There’s also a manual override. If a provider needs to verify under a specific network status regardless of what the contract rules return (for a specific patient situation, a carve-out, or an exception), they can. The flexibility is there when the situation calls for it. If there is a call needed, network status is always verified.

Payor contracts are complicated, plan configurations change, and edge cases exist. The point is that it replaces a manual, memory-dependent, SOP-driven process with one that’s configurable, auditable, and updated when the underlying contracts are. That’s a different category of reliability than what an SOP provides.

Silna payor contract configuration showing Insurance Types, Specialties, and Excluded Plans Silna payor contract configuration showing Excluded Group Numbers and IPAs Silna payor contract overview showing Basic Information and Service Locations

Where the Revenue Goes

When network status is misclassified at verification, the error runs in two directions at once.

The patient gets a cost estimate based on the wrong tier. A patient quoted INN cost-sharing who is actually OON will face a balance they didn’t expect and weren’t told about. That becomes a collection problem and, more often than it should, a reason the patient doesn’t come back.

The denial comes back weeks later and by the time billing touches it, the intake decision that caused it is buried. The revenue wasn’t lost at billing. It was lost when the wrong network status, determined manually from an SOP that may not have reflected current contract terms, informed the wrong estimate, which informed the wrong claim.
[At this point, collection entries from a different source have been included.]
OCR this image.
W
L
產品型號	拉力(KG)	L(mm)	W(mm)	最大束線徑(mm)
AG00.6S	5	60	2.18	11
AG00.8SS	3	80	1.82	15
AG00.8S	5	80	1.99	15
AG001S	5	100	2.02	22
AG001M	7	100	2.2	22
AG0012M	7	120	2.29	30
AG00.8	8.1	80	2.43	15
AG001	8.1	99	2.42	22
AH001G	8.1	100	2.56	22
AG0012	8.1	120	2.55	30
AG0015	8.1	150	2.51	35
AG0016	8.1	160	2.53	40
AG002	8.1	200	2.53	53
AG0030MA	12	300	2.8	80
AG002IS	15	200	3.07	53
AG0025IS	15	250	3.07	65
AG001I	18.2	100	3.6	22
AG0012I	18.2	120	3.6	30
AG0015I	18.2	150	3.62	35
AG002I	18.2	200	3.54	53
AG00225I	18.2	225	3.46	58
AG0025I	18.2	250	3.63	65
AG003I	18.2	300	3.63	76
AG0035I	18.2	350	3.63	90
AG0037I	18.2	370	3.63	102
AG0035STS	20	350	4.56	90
At Silna, we see this pattern repeat consistently: health systems come in estimating their claims denial rate at 8–10%. When we trace denials back to the intake decision that created them, the number is almost always higher, and the gap is sitting in network status errors that were set weeks before any claim was filed.

The billing team is executing on attempting to appeal based on information that was wrong before it reached them. And the staff member who made the wrong determination at intake isn’t the problem either. They were working from the best tools they had: a portal that didn’t show them network status, a clearinghouse response that returned benefits under multiple tiers, and a document someone wrote when the contract looked different.

Or the patient is turned away as ineligible when they are not.

The problem is that network status verification was built as a lookup when it needed to be built as a rules engine. Until it is, the determination will keep getting made manually, inconsistently, and silently wrong.